Experienced freelancers often state that it’s not just the above that compelled them to get into this style of working but other factors too. The main ones are making new connections or networking and for some it’s about getting into a company on an employed basis. The former is really important for freelancers as it means they have the chance to make all kinds of new connections. This may be with other freelancers, training providers, new companies and more. By forming these new relationships they will broaden their horizons. The chance to scale up into a company is something some freelancers do after working on long-term projects. They may find that the company even headhunts them and offers a well negotiated employed position that may not have been easily attainable before.
Different Types of Freelancer
This is one of the most common types of freelancer, also known as a traditional freelancer. They don’t have any kind of company set up or a regular department or project that they work for. They tend to do different things within a company or go from company to company doing various projects.
This kind of worker tends to flip and change what they do a lot of the time. They may work a full time job and when needed they add in freelance work. Or they may have a part time job and freelance part time alongside this. They may even be studying and do freelance work in the evening. They will switch things up as and when they need to depending on their life at the time.
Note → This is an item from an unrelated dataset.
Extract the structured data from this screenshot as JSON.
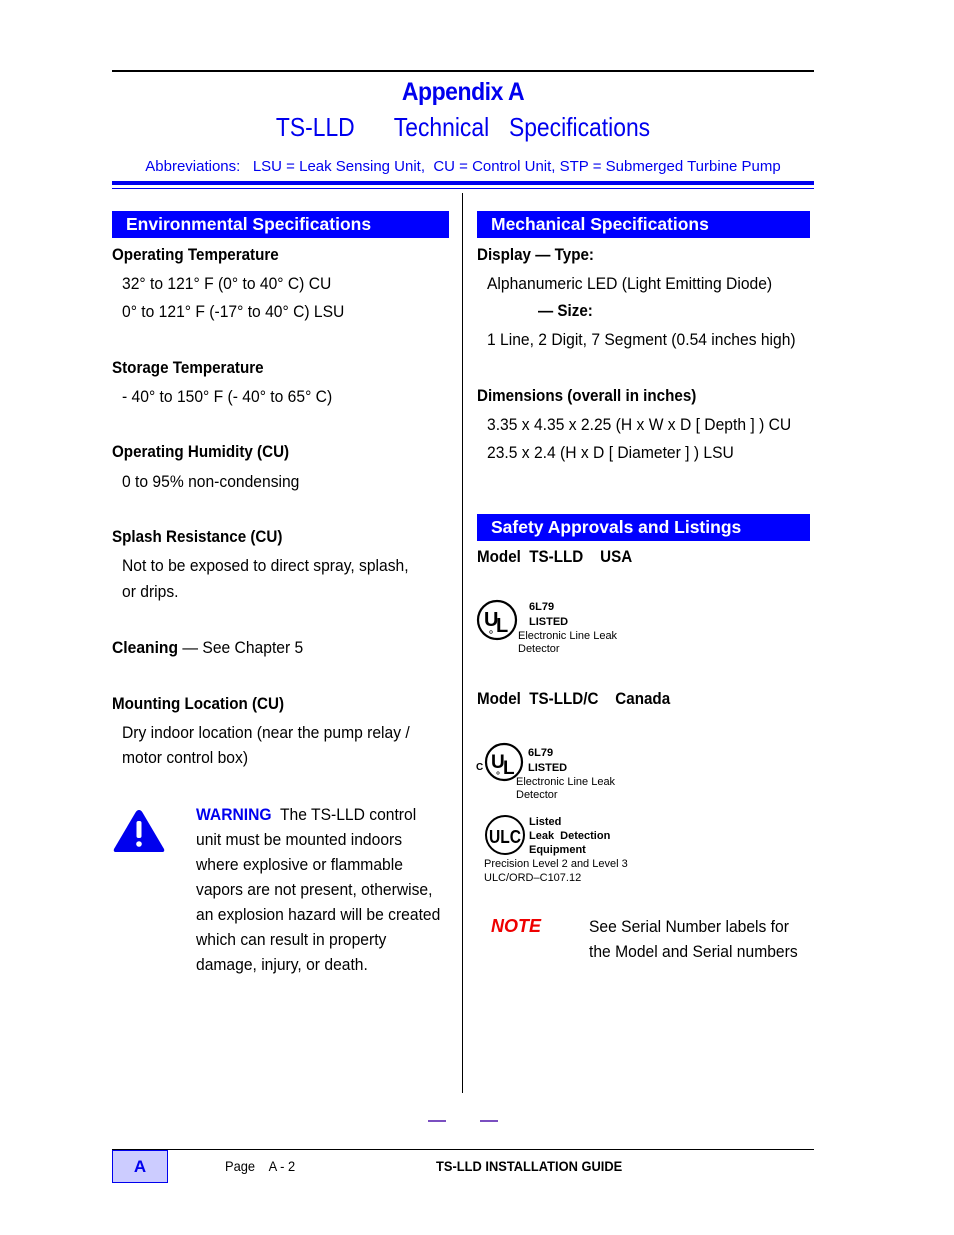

Temporary or Ad-Hoc Worker
These temporary workers are usually called upon for time-limited projects. For example, a business may need someone to write content for a website that’s going live in three weeks. The worker will be asked to work on the project and both parties will know that it will last a maximum of three weeks. These workers will do temporary projects for various organisations. Ad-hoc literally means “as needed”, this kind of relationship is often where a company calls upon a freelancer simply when they’re needed. This usually for small but frequent jobs that have no specific pattern.
Moonlighting is the act of working a night shift or night job alongside a regular employed day job, sometimes secretly. Many workers do this due to financial need but some may do it to gain new skills. The night work is usually freelance and in some cases the worker will stop the work once they have either saved up or got out of an awkward financial situation.
Some freelancers opt to set up their own company. Some may even have their own website and advertise and some might even hire their own freelancers if the demand requires it. As this is the most involved format not many opt for it but for some it makes sense to do so. This could be for a variety of reasons such as finances, taxes, or future plans to expand into a fully-fledged business with employees.